Friday, December 30, 2011

Gun Laws NV


I offer no legal advice.  I am just a gal who has a little blog.  I don't know the laws of your state and I am not an expert on the laws of my state.  I am definitely not a lawyer. I don't know your level of training.  I don't know your emotional maturity level.  I just like to connect with others so take this for what it is.  An opportunity to discuss, women, guns, self defense and such.


Relevant Nevada Statutes
NRS 200.120 "Justifiable homicide" defined.
Justifiable homicide is the killing of a human being in necessary self-defense, or in defense of habitation, property or person, against one who manifestly intends, or endeavors, by violence or surprise, to commit a felony, or against any person or persons who manifestly intend and endeavor, in a violent, riotous, tumultuous or surreptitious manner, to enter the habitation of another for the purpose of assaulting or offering personal violence to any person dwelling or being therein.
NRS 200.130 Bare fear insufficient to justify killing; reasonable fear required.
A bare fear of any of the offenses mentioned in NRS 200.120, to prevent which the homicide is alleged to have been committed, shall not be sufficient to justify the killing. It must appear that the circumstances were sufficient to excite the fears of a reasonable person, and that the party killing really acted under the influence of those fears and not in a spirit of revenge.
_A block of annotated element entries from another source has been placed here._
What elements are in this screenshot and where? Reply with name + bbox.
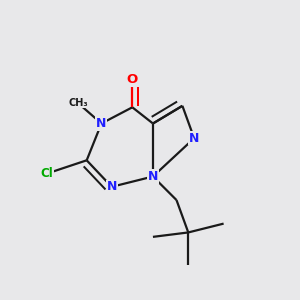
Text: CH₃: CH₃ — [68, 98, 88, 108]
Text: Cl: Cl — [40, 167, 53, 180]
Text: O: O — [127, 73, 138, 86]
Text: N: N — [148, 170, 158, 183]
Text: N: N — [189, 132, 200, 145]
Text: N: N — [106, 180, 117, 193]
Text: N: N — [96, 117, 106, 130]
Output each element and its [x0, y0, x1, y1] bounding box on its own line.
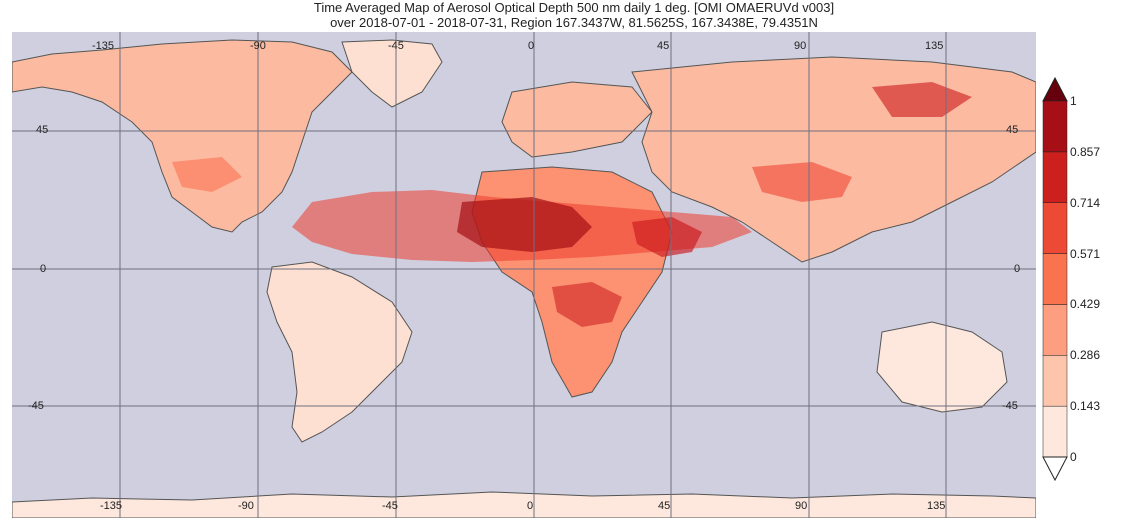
- lon-label-bottom-1: -90: [238, 500, 254, 512]
- title-line-2: over 2018-07-01 - 2018-07-31, Region 167…: [330, 15, 818, 30]
- lon-label-top-4: 45: [657, 40, 670, 52]
- colorbar-tick-label: 0.857: [1070, 144, 1101, 159]
- lon-label-top-2: -45: [388, 40, 404, 52]
- colorbar-tick-label: 0.571: [1070, 246, 1101, 261]
- lon-label-bottom-2: -45: [382, 500, 398, 512]
- colorbar-over-triangle: [1042, 76, 1068, 102]
- colorbar: [1040, 76, 1070, 482]
- lat-label-left-1: 0: [40, 263, 47, 275]
- greenland-land: [341, 39, 443, 108]
- graticule: [12, 32, 1036, 518]
- colorbar-tick-label: 0.429: [1070, 297, 1101, 312]
- map-title: Time Averaged Map of Aerosol Optical Dep…: [0, 0, 1148, 30]
- lon-label-top-3: 0: [528, 40, 535, 52]
- europe-land: [501, 81, 653, 158]
- map-canvas: [11, 32, 1037, 519]
- colorbar-tick-label: 0.143: [1070, 399, 1101, 414]
- lon-label-bottom-5: 90: [795, 500, 808, 512]
- lon-label-top-6: 135: [925, 40, 944, 52]
- central-africa-smoke: [552, 282, 622, 327]
- lat-label-left-0: 45: [36, 124, 49, 136]
- australia-land: [876, 321, 1008, 413]
- lat-label-left-2: -45: [28, 400, 44, 412]
- title-line-1: Time Averaged Map of Aerosol Optical Dep…: [313, 0, 835, 15]
- lat-label-right-2: -45: [1002, 400, 1018, 412]
- colorbar-bin: [1042, 355, 1068, 407]
- lat-label-right-0: 45: [1006, 124, 1019, 136]
- colorbar-tick-label: 1: [1070, 94, 1077, 108]
- east-asia-haze: [752, 162, 852, 202]
- colorbar-tick-label: 0.286: [1070, 348, 1101, 363]
- colorbar-bin: [1042, 100, 1068, 153]
- lon-label-bottom-6: 135: [927, 500, 946, 512]
- sahel-dust-core: [457, 197, 592, 252]
- aerosol-map: -135 -90 -45 0 45 90 135 -135 -90 -45 0 …: [11, 32, 1037, 519]
- lat-label-right-1: 0: [1014, 263, 1021, 275]
- colorbar-bin: [1042, 253, 1068, 305]
- colorbar-bin: [1042, 202, 1068, 254]
- north-america-land: [11, 39, 353, 233]
- colorbar-tick-label: 0.714: [1070, 195, 1101, 210]
- south-america-land: [266, 261, 413, 443]
- colorbar-bin: [1042, 304, 1068, 356]
- lon-label-bottom-4: 45: [658, 500, 671, 512]
- lon-label-bottom-3: 0: [527, 500, 534, 512]
- north-america-smoke: [172, 157, 242, 192]
- colorbar-bin: [1042, 405, 1068, 458]
- arabian-dust-core: [632, 217, 702, 257]
- colorbar-under-triangle: [1042, 456, 1068, 482]
- colorbar-bin: [1042, 151, 1068, 203]
- lon-label-bottom-0: -135: [100, 500, 123, 512]
- land-aod-field: [11, 39, 1037, 519]
- lon-label-top-5: 90: [794, 40, 807, 52]
- colorbar-tick-label: 0: [1070, 450, 1077, 464]
- siberia-smoke: [872, 82, 972, 117]
- colorbar-scale: [1042, 76, 1068, 482]
- lon-label-top-0: -135: [92, 40, 115, 52]
- lon-label-top-1: -90: [250, 40, 266, 52]
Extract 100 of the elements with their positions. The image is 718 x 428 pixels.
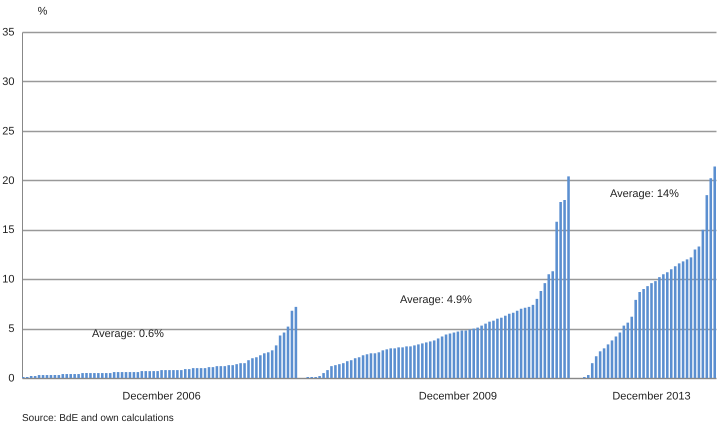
bar [255, 357, 258, 378]
bar [112, 372, 116, 378]
bar [464, 330, 468, 378]
y-axis-title: % [38, 6, 48, 18]
bar [334, 365, 337, 378]
bar [385, 349, 388, 378]
bar [176, 370, 179, 378]
bar [259, 355, 262, 378]
bar [358, 357, 360, 378]
bar [132, 372, 136, 378]
bar [46, 375, 48, 378]
bar [294, 306, 298, 378]
bar [378, 352, 380, 378]
bar [354, 358, 356, 378]
bar [428, 341, 432, 378]
y-tick-label: 5 [8, 323, 14, 336]
bar [646, 286, 649, 378]
bar [156, 371, 159, 378]
bar [93, 373, 96, 378]
source-note: Source: BdE and own calculations [22, 413, 174, 424]
bar [366, 354, 368, 378]
bar [682, 261, 684, 378]
bar [362, 355, 364, 378]
bar [350, 360, 353, 378]
bar [89, 373, 92, 378]
y-tick-label: 10 [2, 274, 14, 286]
bar [65, 374, 68, 378]
bar [136, 372, 140, 378]
bar [42, 375, 44, 378]
bar [342, 363, 345, 378]
y-tick-label: 25 [2, 125, 14, 138]
bar [124, 372, 128, 378]
bar [208, 367, 210, 378]
bar [85, 373, 88, 378]
bar [220, 366, 222, 378]
bar [192, 368, 194, 378]
bar [239, 363, 242, 378]
bar [602, 348, 606, 378]
bar [38, 375, 40, 378]
bar [456, 332, 460, 378]
bar [614, 336, 618, 378]
bar [128, 372, 132, 378]
bar [212, 367, 214, 378]
bar [504, 316, 507, 378]
y-tick-label: 15 [2, 224, 14, 236]
bar [77, 374, 80, 378]
bar [152, 371, 155, 378]
bar [200, 368, 202, 378]
bar [104, 373, 108, 378]
bar [650, 283, 653, 378]
bar [180, 370, 183, 378]
bar [290, 310, 294, 378]
bar [216, 366, 218, 378]
bar [144, 371, 148, 378]
bar [496, 318, 499, 378]
bar [401, 347, 404, 378]
y-tick-label: 30 [2, 76, 14, 88]
bar [97, 373, 100, 378]
bar [559, 202, 562, 378]
bar [567, 176, 570, 378]
bar [164, 370, 167, 378]
bar [678, 263, 680, 378]
bar [440, 336, 444, 378]
bar [666, 272, 669, 378]
bar [346, 361, 349, 378]
bar [397, 347, 400, 378]
bar [50, 375, 52, 378]
bar [492, 320, 495, 378]
bar [598, 351, 602, 378]
bar [116, 372, 120, 378]
bar [326, 370, 329, 378]
bar [231, 365, 234, 378]
bar [480, 326, 483, 378]
bar [160, 370, 163, 378]
bar [417, 344, 420, 378]
bar [108, 373, 112, 378]
bar [140, 371, 144, 378]
bar [120, 372, 124, 378]
y-tick-label: 20 [2, 174, 14, 187]
bar [484, 324, 487, 378]
bar [524, 308, 526, 378]
bar [686, 259, 688, 378]
bar [168, 370, 171, 378]
bar [204, 368, 206, 378]
bar [421, 343, 424, 378]
bar [247, 360, 250, 378]
bar [243, 363, 246, 378]
bar [694, 249, 696, 378]
bar [638, 292, 641, 378]
y-tick-label: 0 [8, 372, 14, 384]
bar [196, 368, 198, 378]
bar [374, 353, 376, 378]
bar [405, 346, 408, 378]
bar [528, 306, 530, 378]
bar [425, 342, 428, 378]
bar [642, 289, 645, 378]
bar [448, 334, 452, 378]
annotation: Average: 14% [610, 188, 680, 200]
bar [382, 350, 384, 378]
bar [322, 373, 325, 378]
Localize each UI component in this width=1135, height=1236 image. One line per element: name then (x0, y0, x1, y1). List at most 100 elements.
Here are the legal statutes for justifiable or excusable homicide in Nevada.  Now, we all know the law is also subject to political pressures and how a jury of your peers might view the issue.  Here in Nevada, we take a pretty dim view of people breaking down doors or climbing through windows to get at you or your stuff.  Now, I am not saying you can shoot people for stealing your stuff.  On the other hand, it is generally considered that if someone is in your home without your permission that there is a threat to yourself.  Whether or not that threat is imminent is dependent on a number of factors.  Someone who sees you and turns and runs out the door is not an imminent threat.  Someone advancing on you in a threatening manner is.  

I think we can all agree that no one wants to hurt anyone else but that some of us have decided based on the facts at hand that self defense is a viable option and self defense with a gun is also a viable option.  The gun is a tool and if I have gun, then I am going to train with it and read up on the issues.  




NRS 200.150 Justifiable or excusable homicide.
All other instances which stand upon the same footing of reason and justice as those enumerated shall be considered justifiable or excusable homicide.
NRS 200.160 Additional cases of justifiable homicide.
Homicide is also justifiable when committed:
  1. 1. In the lawful defense of the slayer, or his or her husband, wife, parent, child, brother or sister, or of any other person in his or her presence or company, when there is reasonable ground to apprehend a design on the part of the person slain to commit a felony or to do some great personal injury to the slayer or to any such person, and there is imminent danger of such design being accomplished; or
  2. 2. In the actual resistance of an attempt to commit a felony upon the slayer, in his or her presence, or upon or in a dwelling, or other place of abode in which the slayer is.
NRS 200.190 Justifiable or excusable homicide not punishable.
The homicide appearing to be justifiable or excusable, the person indicted shall, upon trial, be fully acquitted and discharged.
NRS 200.200 Killing in self-defense.
If a person kills another in self-defense, it must appear that:
  1. 1. The danger was so urgent and pressing that, in order to save the person's own life, or to prevent the person from receiving great bodily harm, the killing of the other was absolutely necessary; and
  2. 2. The person killed was the assailant, or that the slayer had really, and in good faith, endeavored to decline any further struggle before the mortal blow was given.